Rent The Chicken lets people rent hens for six months at $600|@RentTheChicken|X
The soaring egg prices, exacerbated by the avian flu, are helping boost the chicken rentals business as customers look for a cost-effective alternative which will provide them with a steady supply of the breakfast staple.
With egg supply shrinking, supermarket prices have hit $5–$7 per dozen.
Enter Rent The Chicken, a New Hampshire-based service that allows customers to rent hens for six months at $600, yielding about a dozen eggs per week. The company provides everything, including a chicken coop, bird feed, and phone support for customer inquiries.
One of the owners, Brian Templeton, notes that many customers grow attached to their hens and request the same birds year after year.
With the USDA warning that egg prices could rise another 41% this year, renting or even adopting chickens might become more common.
While renting chickens may not necessarily save money, it offers an educational and sustainable response to the ongoing egg shortage.

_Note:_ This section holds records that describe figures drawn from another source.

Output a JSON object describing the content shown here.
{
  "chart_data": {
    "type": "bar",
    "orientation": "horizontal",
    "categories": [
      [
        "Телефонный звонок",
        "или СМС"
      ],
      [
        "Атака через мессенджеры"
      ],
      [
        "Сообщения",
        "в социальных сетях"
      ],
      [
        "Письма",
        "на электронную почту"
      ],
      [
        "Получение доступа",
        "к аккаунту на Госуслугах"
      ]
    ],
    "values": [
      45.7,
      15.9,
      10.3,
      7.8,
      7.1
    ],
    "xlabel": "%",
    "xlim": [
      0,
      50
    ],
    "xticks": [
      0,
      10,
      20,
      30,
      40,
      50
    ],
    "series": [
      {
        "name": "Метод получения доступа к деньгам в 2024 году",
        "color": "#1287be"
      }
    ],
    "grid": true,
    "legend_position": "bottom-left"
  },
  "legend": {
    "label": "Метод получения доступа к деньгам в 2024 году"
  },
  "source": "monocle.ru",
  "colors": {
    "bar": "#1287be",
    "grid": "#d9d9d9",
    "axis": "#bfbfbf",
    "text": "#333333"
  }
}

The devastating bird flu outbreak wiped out 33 million egg-laying hens in 2024.
Meanwhile, as the egg shortage continues, the Justice Department investigates whether major egg producers conspired to raise prices or limit supply. The probe follows concerns that producers may have restricted supply to sustain high prices.
To address the rising costs, the Agriculture Department plans to invest $1 billion, including $500 million for improved biosecurity on egg farms.

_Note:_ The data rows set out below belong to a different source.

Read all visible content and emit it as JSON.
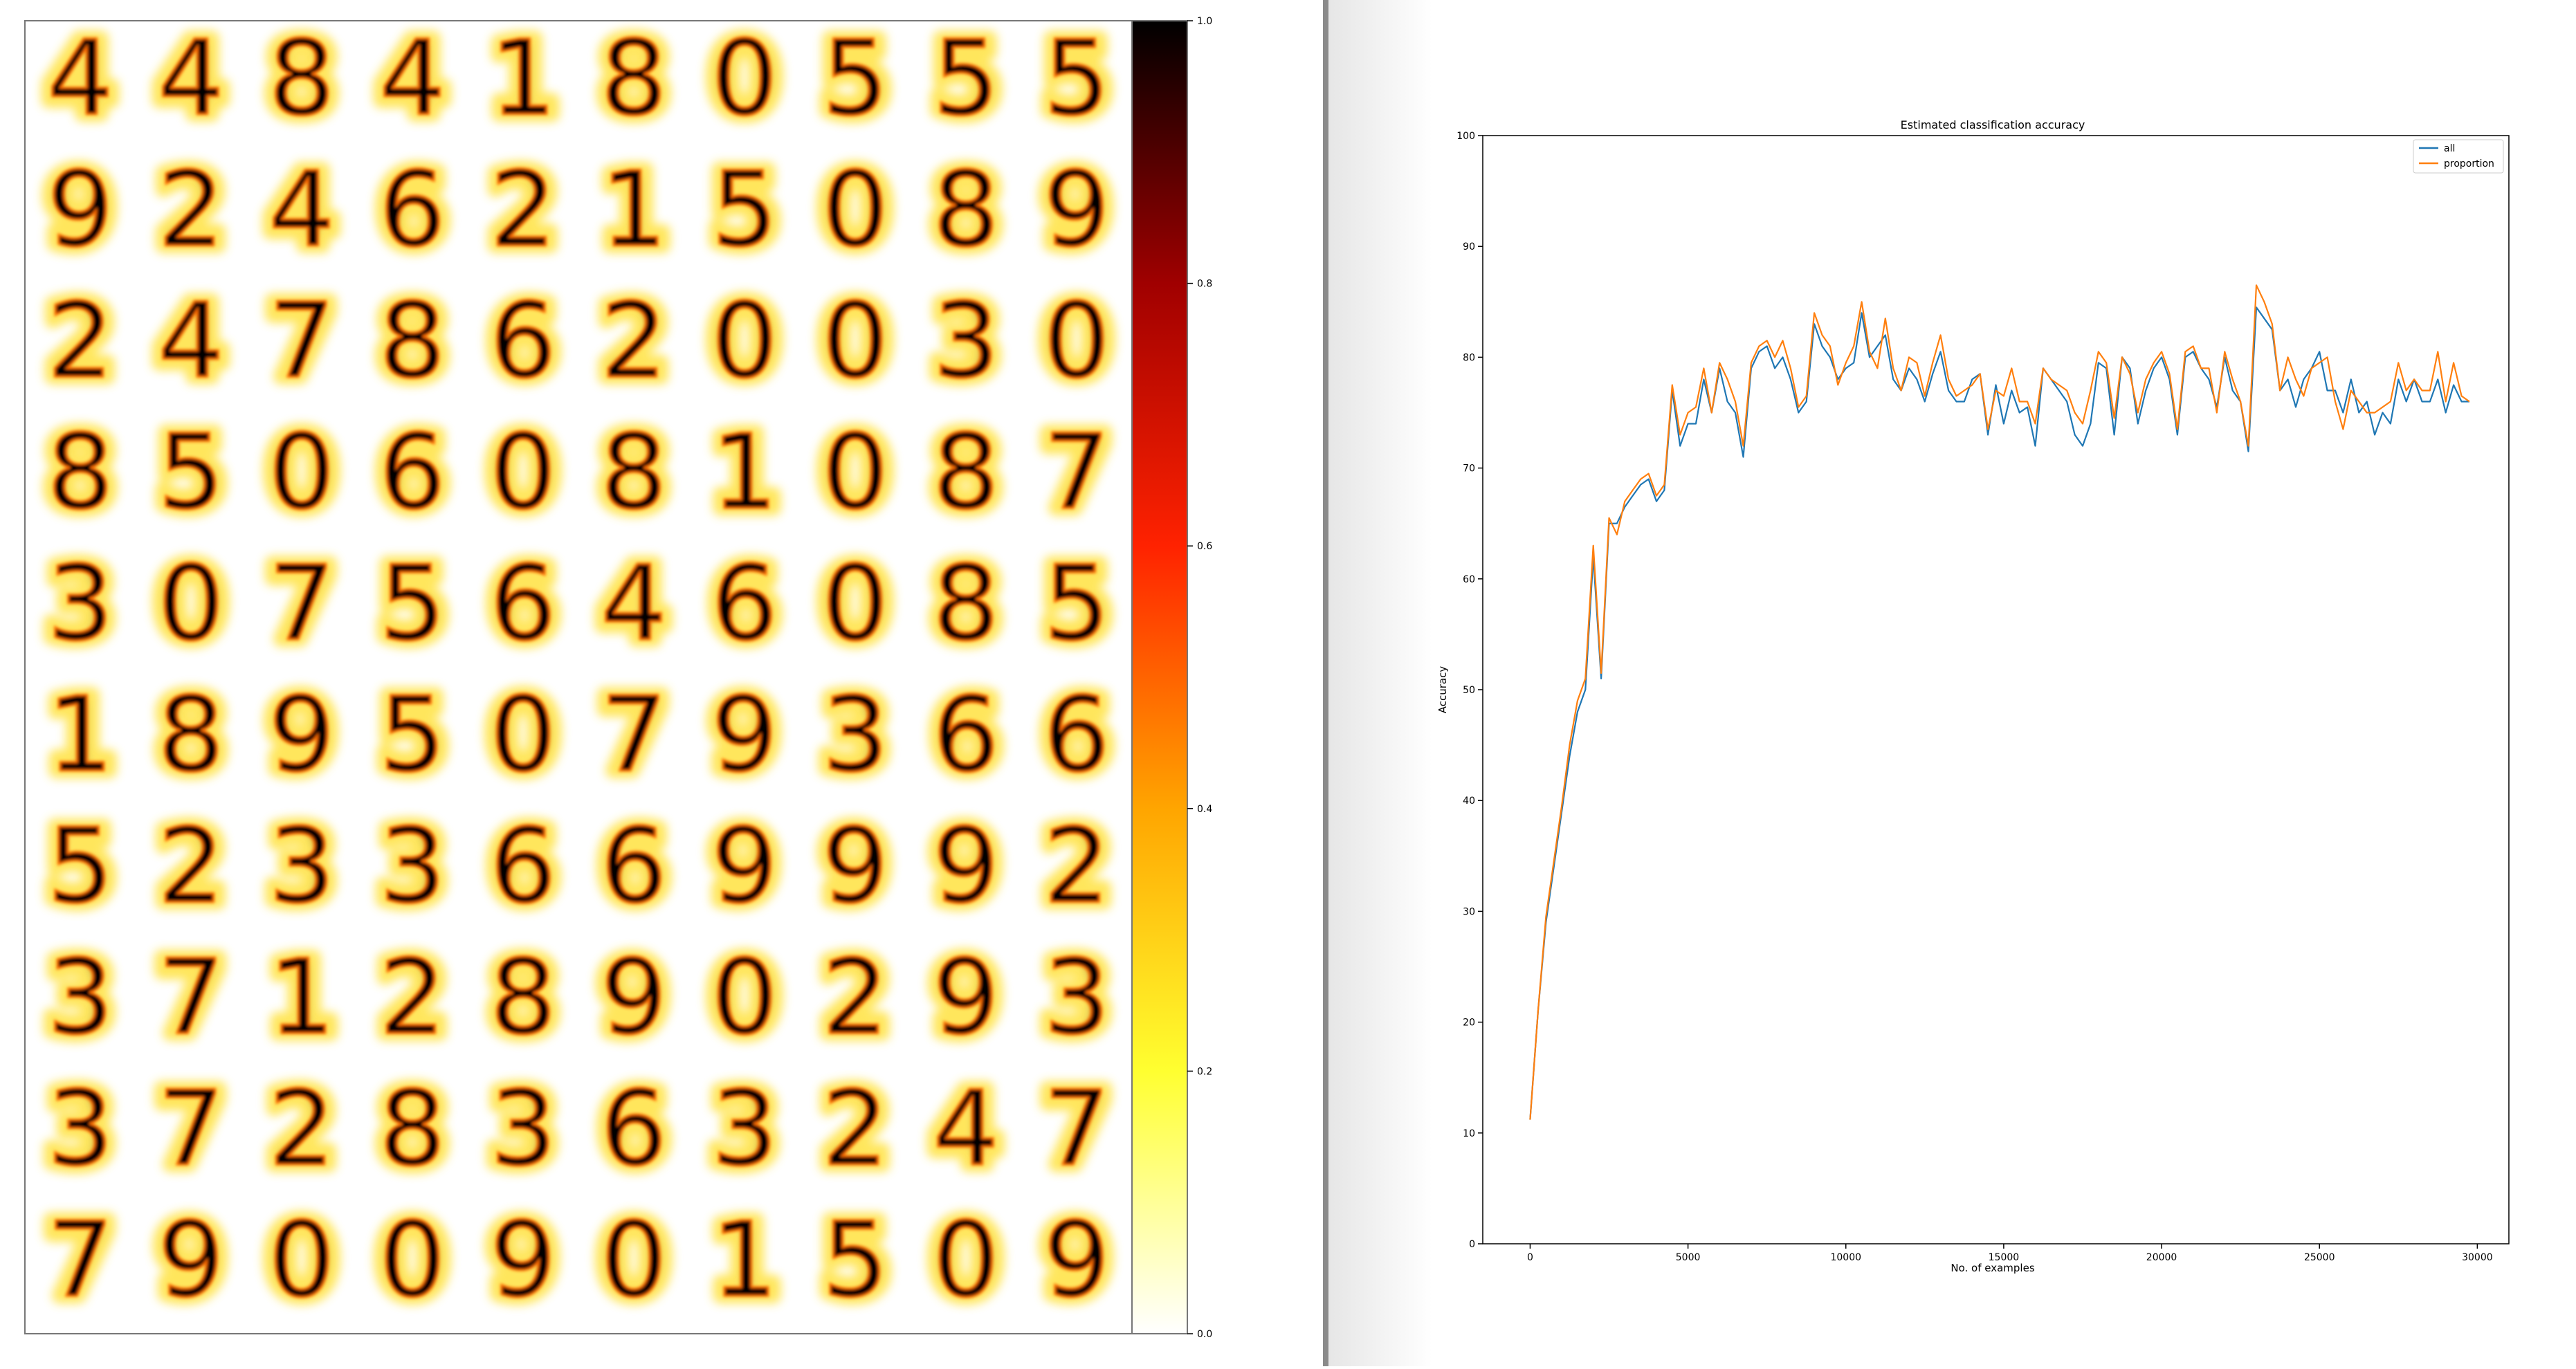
{
  "colors": {
    "colormap": [
      "#ffffff",
      "#ffff00",
      "#ff8c00",
      "#ff0000",
      "#7a0000",
      "#000000"
    ],
    "series_all": "#1f77b4",
    "series_proportion": "#ff7f0e",
    "divider": "#8a8a8a"
  },
  "digit_grid": {
    "rows": [
      [
        "4",
        "4",
        "8",
        "4",
        "1",
        "8",
        "0",
        "5",
        "5",
        "5"
      ],
      [
        "9",
        "2",
        "4",
        "6",
        "2",
        "1",
        "5",
        "0",
        "8",
        "9"
      ],
      [
        "2",
        "4",
        "7",
        "8",
        "6",
        "2",
        "0",
        "0",
        "3",
        "0"
      ],
      [
        "8",
        "5",
        "0",
        "6",
        "0",
        "8",
        "1",
        "0",
        "8",
        "7"
      ],
      [
        "3",
        "0",
        "7",
        "5",
        "6",
        "4",
        "6",
        "0",
        "8",
        "5"
      ],
      [
        "1",
        "8",
        "9",
        "5",
        "0",
        "7",
        "9",
        "3",
        "6",
        "6"
      ],
      [
        "5",
        "2",
        "3",
        "3",
        "6",
        "6",
        "9",
        "9",
        "9",
        "2"
      ],
      [
        "3",
        "7",
        "1",
        "2",
        "8",
        "9",
        "0",
        "2",
        "9",
        "3"
      ],
      [
        "3",
        "7",
        "2",
        "8",
        "3",
        "6",
        "3",
        "2",
        "4",
        "7"
      ],
      [
        "7",
        "9",
        "0",
        "0",
        "9",
        "0",
        "1",
        "5",
        "0",
        "9"
      ]
    ]
  },
  "colorbar": {
    "ticks": [
      "0.0",
      "0.2",
      "0.4",
      "0.6",
      "0.8",
      "1.0"
    ],
    "range": [
      0,
      1
    ]
  },
  "chart_data": {
    "type": "line",
    "title": "Estimated classification accuracy",
    "xlabel": "No. of examples",
    "ylabel": "Accuracy",
    "xlim": [
      -1500,
      31000
    ],
    "ylim": [
      0,
      100
    ],
    "xticks": [
      0,
      5000,
      10000,
      15000,
      20000,
      25000,
      30000
    ],
    "yticks": [
      0,
      10,
      20,
      30,
      40,
      50,
      60,
      70,
      80,
      90,
      100
    ],
    "xtick_labels": [
      "0",
      "5000",
      "10000",
      "15000",
      "20000",
      "25000",
      "30000"
    ],
    "ytick_labels": [
      "0",
      "10",
      "20",
      "30",
      "40",
      "50",
      "60",
      "70",
      "80",
      "90",
      "100"
    ],
    "legend_position": "top-right",
    "grid": false,
    "x": [
      0,
      250,
      500,
      750,
      1000,
      1250,
      1500,
      1750,
      2000,
      2250,
      2500,
      2750,
      3000,
      3250,
      3500,
      3750,
      4000,
      4250,
      4500,
      4750,
      5000,
      5250,
      5500,
      5750,
      6000,
      6250,
      6500,
      6750,
      7000,
      7250,
      7500,
      7750,
      8000,
      8250,
      8500,
      8750,
      9000,
      9250,
      9500,
      9750,
      10000,
      10250,
      10500,
      10750,
      11000,
      11250,
      11500,
      11750,
      12000,
      12250,
      12500,
      12750,
      13000,
      13250,
      13500,
      13750,
      14000,
      14250,
      14500,
      14750,
      15000,
      15250,
      15500,
      15750,
      16000,
      16250,
      16500,
      16750,
      17000,
      17250,
      17500,
      17750,
      18000,
      18250,
      18500,
      18750,
      19000,
      19250,
      19500,
      19750,
      20000,
      20250,
      20500,
      20750,
      21000,
      21250,
      21500,
      21750,
      22000,
      22250,
      22500,
      22750,
      23000,
      23250,
      23500,
      23750,
      24000,
      24250,
      24500,
      24750,
      25000,
      25250,
      25500,
      25750,
      26000,
      26250,
      26500,
      26750,
      27000,
      27250,
      27500,
      27750,
      28000,
      28250,
      28500,
      28750,
      29000,
      29250,
      29500,
      29750
    ],
    "series": [
      {
        "name": "all",
        "values": [
          11.2,
          21,
          29,
          34,
          39,
          44,
          48,
          50,
          62,
          51,
          65,
          65,
          66.5,
          67.5,
          68.5,
          69,
          67,
          68,
          77,
          72,
          74,
          74,
          78,
          75,
          79,
          76,
          75,
          71,
          79,
          80.5,
          81,
          79,
          80,
          78,
          75,
          76,
          83,
          81,
          80,
          78,
          79,
          79.5,
          84,
          80,
          81,
          82,
          78,
          77,
          79,
          78,
          76,
          78.5,
          80.5,
          77,
          76,
          76,
          78,
          78.5,
          73,
          77.5,
          74,
          77,
          75,
          75.5,
          72,
          79,
          78,
          77,
          76,
          73,
          72,
          74,
          79.5,
          79,
          73,
          80,
          79,
          74,
          77,
          79,
          80,
          78,
          73,
          80,
          80.5,
          79,
          78,
          75.5,
          80,
          77,
          76,
          71.5,
          84.5,
          83.5,
          82.5,
          77,
          78,
          75.5,
          78,
          79,
          80.5,
          77,
          77,
          75,
          78,
          75,
          76,
          73,
          75,
          74,
          78,
          76,
          78,
          76,
          76,
          78,
          75,
          77.5,
          76,
          76
        ]
      },
      {
        "name": "proportion",
        "values": [
          11.2,
          21,
          29.5,
          34.5,
          39.5,
          45,
          49,
          51,
          63,
          51.5,
          65.5,
          64,
          67,
          68,
          69,
          69.5,
          67.5,
          68.5,
          77.5,
          73,
          75,
          75.5,
          79,
          75,
          79.5,
          78,
          76,
          72,
          79.5,
          81,
          81.5,
          80,
          81.5,
          79,
          75.5,
          76.5,
          84,
          82,
          81,
          77.5,
          79.5,
          81,
          85,
          80.5,
          79,
          83.5,
          79,
          77,
          80,
          79.5,
          76.5,
          79.5,
          82,
          78,
          76.5,
          77,
          77.5,
          78.5,
          73.5,
          77,
          76.5,
          79,
          76,
          76,
          74,
          79,
          78,
          77.5,
          77,
          75,
          74,
          77,
          80.5,
          79.5,
          74.5,
          80,
          78.5,
          75,
          78,
          79.5,
          80.5,
          78.5,
          73.5,
          80.5,
          81,
          79,
          79,
          75,
          80.5,
          78,
          76,
          72,
          86.5,
          85,
          83,
          77,
          80,
          78,
          76.5,
          79,
          79.5,
          80,
          76,
          73.5,
          77,
          76,
          75,
          75,
          75.5,
          76,
          79.5,
          77,
          78,
          77,
          77,
          80.5,
          76,
          79.5,
          76.5,
          76
        ]
      }
    ]
  }
}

The US is also looking at other countries to import eggs. However, according to Bloomberg, America would need 70—100 million eggs within a couple of months, and there are massive hurdles.
Due to their short shelf life and breakable shells, eggs are a shipping nightmare. Rabobank, a Dutch multinational banking and financial services company, told Bloomberg that just 3% of the world’s egg supply enters global trade.